Max Sargent
Computer Scientist, DevOps Engineer, Cloud Native.
Personal
Experience
8+ years.
Summary
A senior DevOps Engineer. I turn dev teams into well oiled machines.
Techincal Interests
Containerization, container orchestration, IaC, CI/CD optimization, Go software development, adoption of DevOps culture.
DevOps is achieved when there are no development or operations silos.
Hobbies
- DIY
- Running
- Swimming
- Cycling
- Triathlon
- Golf
- Homelab (OPNSense firewall & L2 switch, proxmox cluster, ubiqiti APs, VLAN segregated network)
Employment
Jan 2022 - Present
Un-named Gambling Consultancy
DevOps Engineer - Un-named Delivery Team
- Cloud Architecture for Greenfield Real Time Events System: Wrote IaC and wrote k8s configuration for entire system. Configured public facing load balancers global accelerator, firewalls & loadbalancers passing external penetration testing.

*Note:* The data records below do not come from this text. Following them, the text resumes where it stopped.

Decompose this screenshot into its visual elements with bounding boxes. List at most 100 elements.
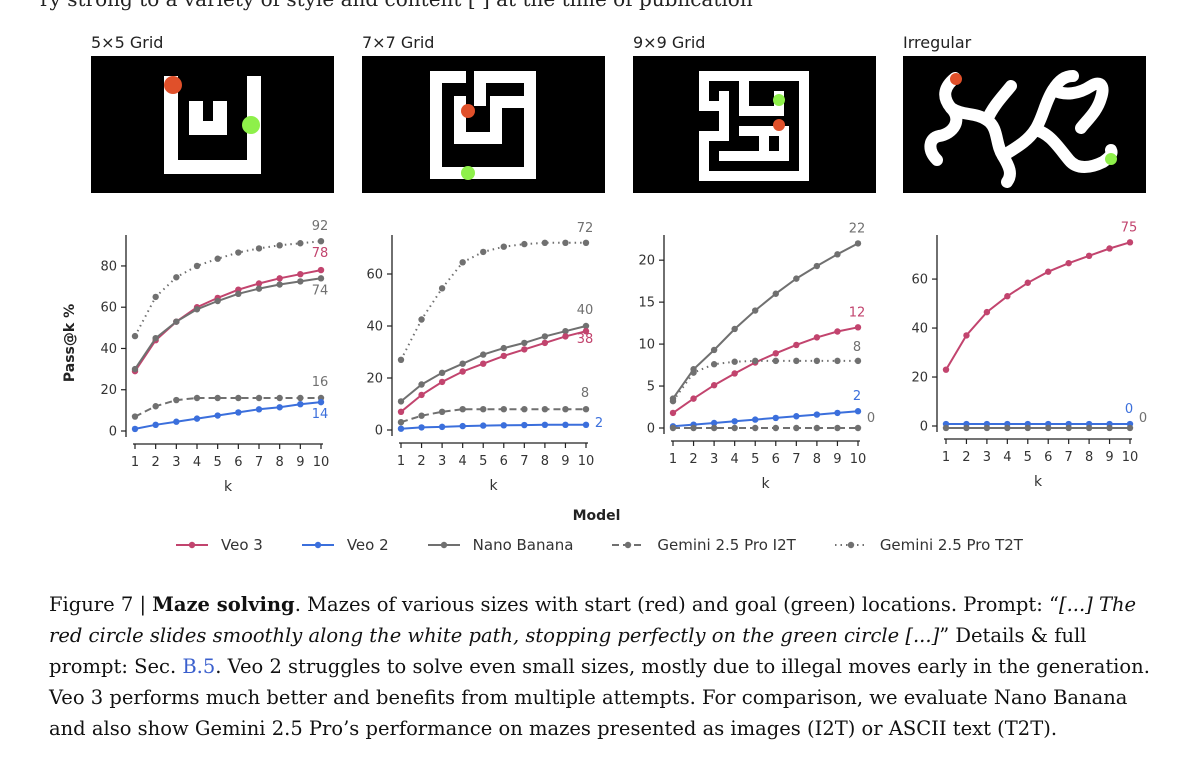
- data-point-2-0-2: [710, 346, 718, 354]
- data-point-2-0-3: [731, 325, 738, 333]
- legend-title: Model: [572, 508, 621, 524]
- end-label-3-1: 0: [1125, 402, 1133, 417]
- data-point-1-3-5: [500, 406, 507, 413]
- data-point-1-4-2: [438, 423, 446, 431]
- data-point-1-2-5: [500, 352, 507, 360]
- data-point-0-2-8: [297, 278, 304, 285]
- data-point-0-2-0: [131, 365, 139, 373]
- data-point-2-2-5: [772, 357, 779, 365]
- x-tick-label-2-5: 6: [772, 452, 780, 467]
- x-tick-label-3-7: 8: [1085, 450, 1093, 465]
- series-line-1-0: [400, 241, 586, 361]
- x-tick-label-3-4: 5: [1024, 450, 1032, 465]
- data-point-2-3-7: [813, 411, 821, 418]
- series-line-2-0: [672, 242, 859, 400]
- data-point-0-2-7: [276, 281, 283, 288]
- series-line-0-3: [134, 397, 321, 418]
- data-point-2-4-2: [710, 424, 718, 432]
- x-tick-label-1-3: 4: [459, 454, 467, 469]
- data-point-2-1-0: [669, 409, 677, 417]
- series-line-1-3: [400, 408, 586, 424]
- data-point-2-3-8: [834, 409, 841, 417]
- x-tick-label-1-4: 5: [479, 454, 487, 469]
- y-tick-label-2-0: 0: [647, 422, 655, 437]
- data-point-1-0-4: [480, 248, 487, 256]
- data-point-0-2-6: [255, 285, 263, 292]
- data-point-0-0-6: [255, 245, 263, 252]
- data-point-0-0-1: [152, 293, 159, 301]
- data-point-2-1-6: [793, 341, 800, 349]
- x-tick-label-2-4: 5: [751, 452, 759, 467]
- x-tick-label-0-2: 3: [172, 455, 180, 470]
- y-tick-label-1-0: 0: [375, 424, 383, 439]
- data-point-1-0-3: [459, 259, 466, 266]
- series-line-0-1: [134, 269, 322, 372]
- data-point-0-0-4: [214, 255, 221, 262]
- series-line-1-1: [400, 325, 587, 403]
- y-tick-label-1-3: 60: [366, 268, 383, 283]
- data-point-0-3-5: [235, 394, 242, 402]
- y-tick-label-0-3: 60: [100, 301, 117, 316]
- data-point-0-2-9: [317, 275, 325, 282]
- y-tick-label-0-2: 40: [100, 342, 117, 357]
- data-point-1-1-4: [480, 351, 487, 358]
- x-tick-label-3-8: 9: [1105, 450, 1113, 465]
- end-label-1-2: 38: [577, 332, 594, 347]
- data-point-3-2-6: [1065, 424, 1072, 432]
- data-point-3-0-4: [1024, 279, 1031, 286]
- end-label-2-3: 2: [853, 389, 861, 404]
- caption-section-link[interactable]: B.5: [182, 655, 216, 678]
- x-tick-label-0-5: 6: [234, 455, 242, 470]
- data-point-3-0-1: [963, 332, 970, 339]
- x-tick-label-3-1: 2: [962, 450, 970, 465]
- data-point-3-2-7: [1085, 424, 1093, 432]
- data-point-2-2-7: [813, 357, 821, 365]
- y-tick-label-2-1: 5: [647, 380, 655, 395]
- data-point-2-0-5: [772, 290, 779, 297]
- data-point-1-4-4: [480, 422, 487, 429]
- x-tick-label-3-0: 1: [942, 450, 950, 465]
- data-point-0-2-3: [193, 306, 201, 313]
- data-point-1-2-0: [397, 408, 405, 415]
- data-point-2-2-3: [731, 358, 738, 365]
- data-point-1-3-3: [459, 406, 466, 413]
- data-point-3-0-9: [1126, 239, 1134, 246]
- data-point-1-3-4: [480, 406, 487, 413]
- legend-item-veo2: Veo 2: [301, 536, 389, 554]
- data-point-1-4-1: [418, 424, 425, 431]
- x-tick-label-1-1: 2: [417, 454, 425, 469]
- data-point-0-3-4: [214, 394, 221, 402]
- data-point-1-1-6: [521, 339, 528, 347]
- data-point-2-1-3: [731, 370, 738, 377]
- data-point-0-0-0: [131, 332, 139, 340]
- data-point-0-4-2: [173, 418, 180, 425]
- data-point-1-0-6: [521, 240, 528, 248]
- data-point-1-1-5: [500, 344, 507, 352]
- data-point-2-0-9: [854, 240, 862, 247]
- data-point-3-0-3: [1004, 293, 1011, 300]
- x-tick-label-0-9: 10: [313, 455, 330, 470]
- legend-label-gemini-t2t: Gemini 2.5 Pro T2T: [879, 536, 1023, 554]
- data-point-1-3-1: [418, 412, 425, 419]
- series-line-1-2: [400, 330, 587, 413]
- x-tick-label-1-0: 1: [397, 454, 405, 469]
- data-point-1-3-7: [541, 406, 549, 413]
- data-point-2-2-1: [690, 369, 697, 376]
- x-tick-label-0-3: 4: [193, 455, 201, 470]
- data-point-1-1-1: [418, 381, 425, 388]
- data-point-0-1-6: [255, 280, 263, 287]
- data-point-1-0-9: [582, 239, 590, 246]
- data-point-0-4-5: [235, 409, 242, 416]
- data-point-2-2-9: [854, 357, 862, 365]
- x-tick-label-2-0: 1: [669, 452, 677, 467]
- y-tick-label-2-2: 10: [638, 338, 655, 353]
- data-point-1-2-1: [418, 391, 425, 399]
- data-point-2-4-0: [669, 424, 677, 432]
- x-tick-label-0-4: 5: [214, 455, 222, 470]
- caption-part2: ” Details & full prompt: Sec.: [49, 624, 1087, 678]
- maze-image-irregular: [903, 56, 1146, 193]
- data-point-2-3-3: [731, 418, 738, 425]
- data-point-1-4-9: [582, 421, 590, 428]
- data-point-2-2-2: [710, 361, 718, 368]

Configured public DNS records and subdomain delegation. All for greenfield system build. New arm of organization building a cloud native system from scratch. Built on MSK, EKS, Aurora, Debezium. Fully tenantized supporting multiple production instances for canary releases as well as required tenants. Multiple staging environments to isolate change streams. Worked with developers to integrate .NET applications with entra using Microsoft identity libraries, implementing various flows for front end login, service to service auth and user impersonation for debugging via swagger.
- On Call & Post Mortem: Part of on call rota to provide 24/7 incident response for disruption to revenue streams. Several instances of troubleshooting production outages under pressure to bring systems back online within tight time frames. Execution of post mortem to understand root cause and taking actions to prevent issues reccuring. Current record stands ar 281 days without a production outage.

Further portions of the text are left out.